The difference between these two groups of animals also extends into how they regulate temperature and maintain homeostasis. Reptiles are ectotherms; this means that they depend on external sources such as sunlight or warm rocks to regulate body temperature, while amphibians are poikilotherms that rely on both internal and external sources.

This affects where each type of animal can live; reptiles tend to inhabit dry environments while amphibians prefer moist ones. Overall, reptiles and amphibians have distinct ways of breathing, obtaining oxygen and regulating temperature which helps determine where each species lives and how it survives best.

Egg Laying And Incubation

Reptiles and amphibians are both vertebrates, meaning they have a backbone. However, there are distinct differences between the two that set them apart.

One of the primary differences is in the way they reproduce. Reptiles lay eggs and then incubate them until hatching, while amphibians do not.

Reptile eggs are typically coated with a leathery or rubbery material to protect them from drying out as well as other environmental factors such as temperature variations or predation. This coating also helps to maintain the water content of the eggs, which is vital for development. The incubation period of reptile eggs varies greatly depending on species and environmental conditions, but can range from several weeks to several months before hatching.

In contrast, amphibians usually reproduce by means of external fertilization in which sperm and egg cells meet outside their bodies. The fertilized eggs develop into larvae which spend time in water until they metamorphose into their adult form with limbs and lungs – depending on the species – after which they leave the water for land-based habitats.

wild animal collection amphibian toad frog and salamander

Anatomy And Physiology

Although reptiles and amphibians share many similarities, they have distinct differences.

For example, reptiles are ectothermic, meaning that they rely on external sources of heat to regulate their body temperature. Amphibians, on the other hand, are able to produce their own body heat through metabolic processes.

In addition, the skin of a reptile is typically covered in scales or bony plates while amphibians have moist skin often covered with mucous glands.

Lastly, most reptiles lay eggs with leathery shells whereas amphibians lay eggs in water and usually lack a hard shell.

When it comes to anatomy and physiology, there are also notable differences between these two groups of animals.

Reptiles typically have four legs and a long tail while amphibians may have four legs or two legs depending on the species.

Additionally, reptiles breathe using lungs as well as through their skin while amphibians generally only breath through their skin.

Furthermore, reptiles possess a three-chamber heart which helps them transport oxygen to all parts of their bodies more efficiently than amphibians whose hearts only contain two chambers.
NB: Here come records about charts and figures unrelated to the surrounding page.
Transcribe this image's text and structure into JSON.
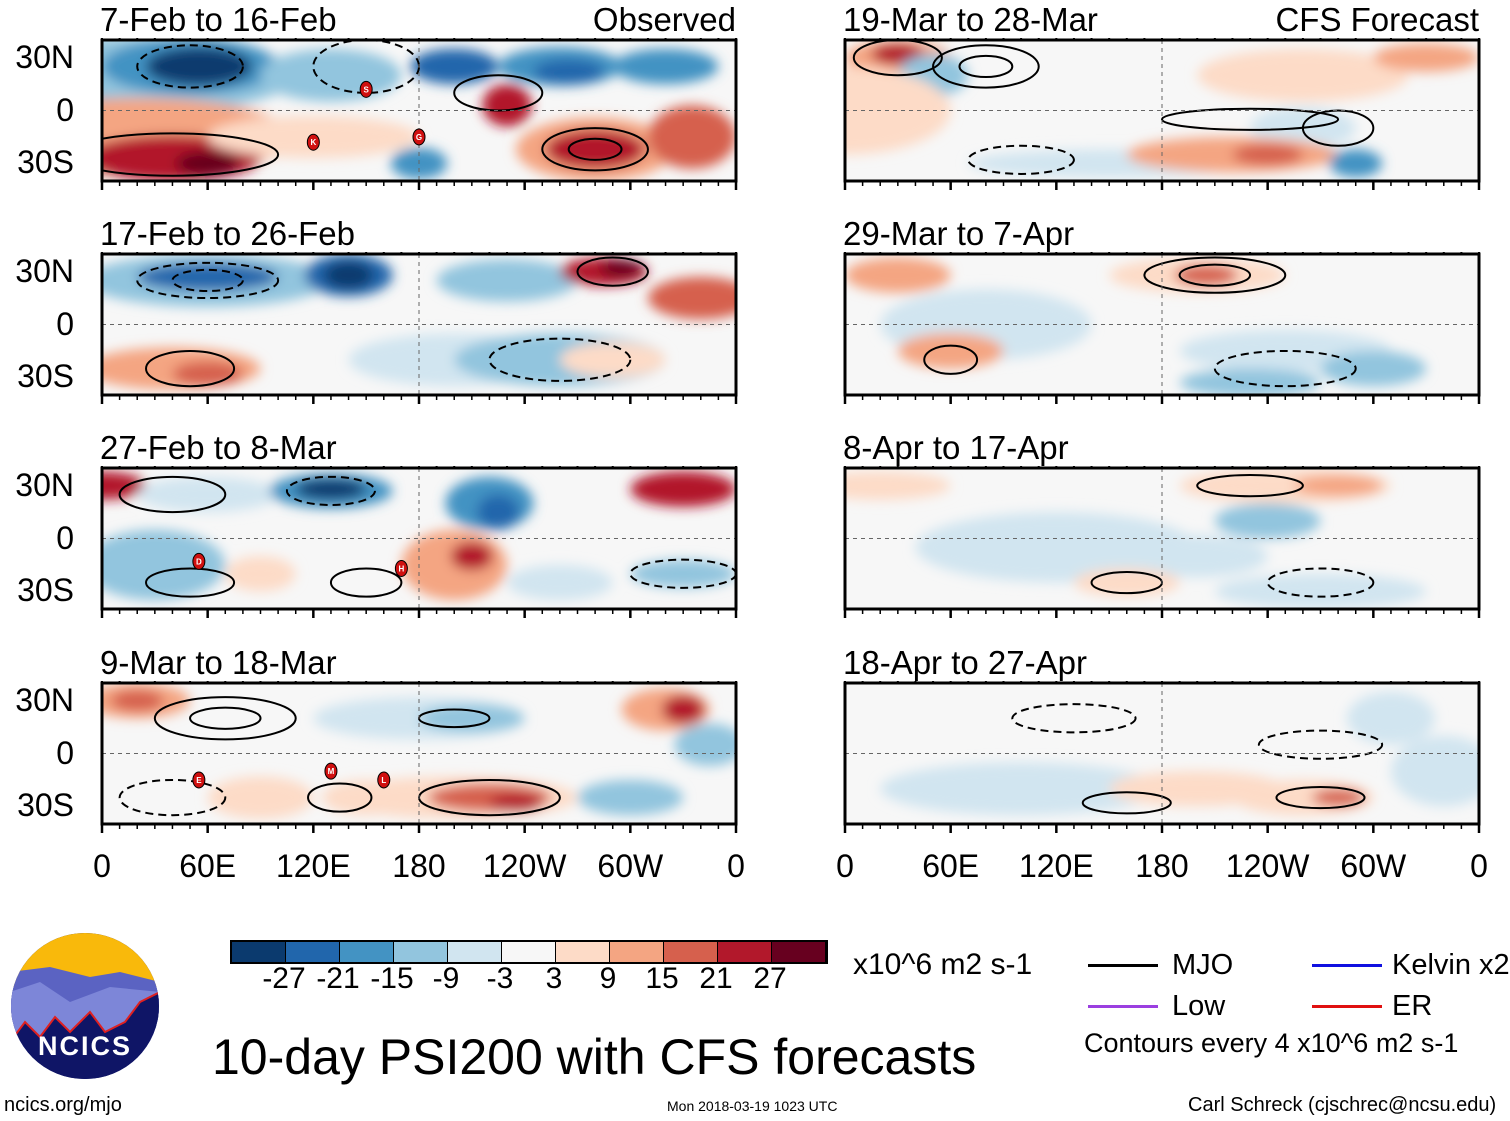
{
  "title": "10-day PSI200 with CFS forecasts",
  "units": "x10^6 m2 s-1",
  "contour_note": "Contours every 4 x10^6 m2 s-1",
  "footer": {
    "left": "ncics.org/mjo",
    "center": "Mon 2018-03-19 1023 UTC",
    "right": "Carl Schreck (cjschrec@ncsu.edu)"
  },
  "logo_text": "NCICS",
  "legend": [
    {
      "label": "MJO",
      "color": "#000000"
    },
    {
      "label": "Kelvin x2",
      "color": "#1010e0"
    },
    {
      "label": "Low",
      "color": "#9b3fe0"
    },
    {
      "label": "ER",
      "color": "#e01010"
    }
  ],
  "chart_data": {
    "type": "heatmap",
    "variable": "200-hPa streamfunction anomaly (10-day mean)",
    "xticks": [
      "0",
      "60E",
      "120E",
      "180",
      "120W",
      "60W",
      "0"
    ],
    "yticks": [
      "30N",
      "0",
      "30S"
    ],
    "colorbar": {
      "levels": [
        -27,
        -21,
        -15,
        -9,
        -3,
        3,
        9,
        15,
        21,
        27
      ],
      "colors": [
        "#0b3a6e",
        "#2166ac",
        "#4393c3",
        "#92c5de",
        "#d1e5f0",
        "#f7f7f7",
        "#fddbc7",
        "#f4a582",
        "#d6604d",
        "#b2182b",
        "#67001f"
      ]
    },
    "panels": [
      {
        "title": "7-Feb to 16-Feb",
        "tag": "Observed",
        "storms": [
          "S",
          "K",
          "G"
        ]
      },
      {
        "title": "17-Feb to 26-Feb",
        "storms": []
      },
      {
        "title": "27-Feb to 8-Mar",
        "storms": [
          "D",
          "H"
        ]
      },
      {
        "title": "9-Mar to 18-Mar",
        "storms": [
          "E",
          "M",
          "L"
        ]
      },
      {
        "title": "19-Mar to 28-Mar",
        "tag": "CFS Forecast",
        "storms": []
      },
      {
        "title": "29-Mar to 7-Apr",
        "storms": []
      },
      {
        "title": "8-Apr to 17-Apr",
        "storms": []
      },
      {
        "title": "18-Apr to 27-Apr",
        "storms": []
      }
    ]
  }
}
Overall, although there are similarities between these two types of animals due to their shared evolutionary ancestry, there are also important distinctions between them when it comes to egg laying and incubation, as well as anatomy and physiology.

Understanding the differences between these two groups can help us better appreciate the various adaptations that each species has evolved over time in order to survive in different environments.
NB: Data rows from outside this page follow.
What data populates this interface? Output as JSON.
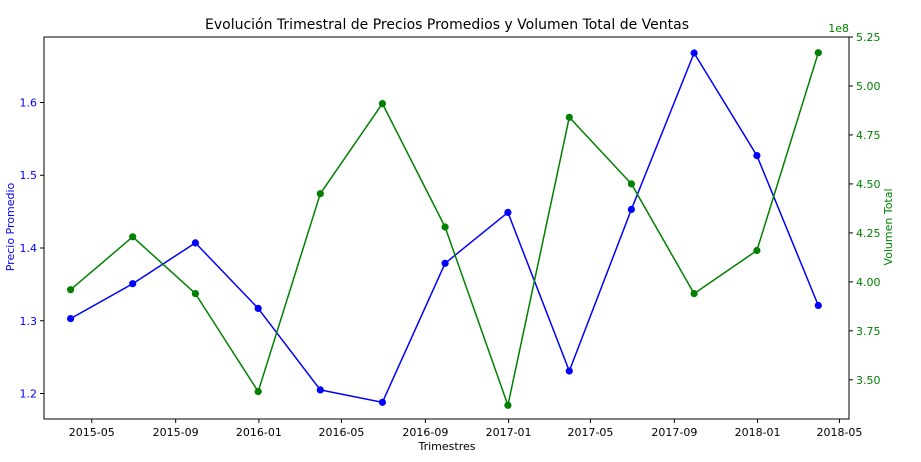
{
  "chart_data": {
    "type": "line",
    "title": "Evolución Trimestral de Precios Promedios y Volumen Total de Ventas",
    "xlabel": "Trimestres",
    "x_tick_labels": [
      "2015-05",
      "2015-09",
      "2016-01",
      "2016-05",
      "2016-09",
      "2017-01",
      "2017-05",
      "2017-09",
      "2018-01",
      "2018-05"
    ],
    "x_ticks": [
      "2015-05-01",
      "2015-09-01",
      "2016-01-01",
      "2016-05-01",
      "2016-09-01",
      "2017-01-01",
      "2017-05-01",
      "2017-09-01",
      "2018-01-01",
      "2018-05-01"
    ],
    "x_range": [
      "2015-02-20",
      "2018-05-15"
    ],
    "x": [
      "2015-03-31",
      "2015-06-30",
      "2015-09-30",
      "2015-12-31",
      "2016-03-31",
      "2016-06-30",
      "2016-09-30",
      "2016-12-31",
      "2017-03-31",
      "2017-06-30",
      "2017-09-30",
      "2017-12-31",
      "2018-03-31"
    ],
    "y_left": {
      "label": "Precio Promedio",
      "color": "#0000ff",
      "range": [
        1.165,
        1.69
      ],
      "ticks": [
        1.2,
        1.3,
        1.4,
        1.5,
        1.6
      ],
      "tick_labels": [
        "1.2",
        "1.3",
        "1.4",
        "1.5",
        "1.6"
      ]
    },
    "y_right": {
      "label": "Volumen Total",
      "color": "#008000",
      "offset_text": "1e8",
      "range": [
        3.3,
        5.25
      ],
      "ticks": [
        3.5,
        3.75,
        4.0,
        4.25,
        4.5,
        4.75,
        5.0,
        5.25
      ],
      "tick_labels": [
        "3.50",
        "3.75",
        "4.00",
        "4.25",
        "4.50",
        "4.75",
        "5.00",
        "5.25"
      ]
    },
    "series": [
      {
        "axis": "left",
        "color": "#0000ff",
        "values": [
          1.303,
          1.351,
          1.407,
          1.317,
          1.205,
          1.188,
          1.379,
          1.449,
          1.231,
          1.453,
          1.668,
          1.527,
          1.321
        ]
      },
      {
        "axis": "right",
        "color": "#008000",
        "values": [
          3.96,
          4.23,
          3.94,
          3.44,
          4.45,
          4.91,
          4.28,
          3.37,
          4.84,
          4.5,
          3.94,
          4.16,
          5.17
        ]
      }
    ],
    "grid": false,
    "legend": "none"
  }
}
Reptiles and amphibians are two distinct species, with many similarities and differences. Reptiles evolved from land-dwelling amphibians millions of years ago. They have adapted to a wide range of habitats and environments, requiring different levels of oxygen for respiration.

Reptiles lay eggs which must be incubated in order to hatch, while amphibians often lay their eggs in water, where they develop without the need for incubation. Anatomically and physiologically these creatures differ greatly; reptiles are covered in scales or plates while amphibians have moist skin, and reptiles have lungs while amphibians absorb oxygen through their skin.

While these species share many traits, it’s clear that there are enough differences to separate them into two distinct categories. I hope this article has helped you understand the difference between reptiles and amphibians better.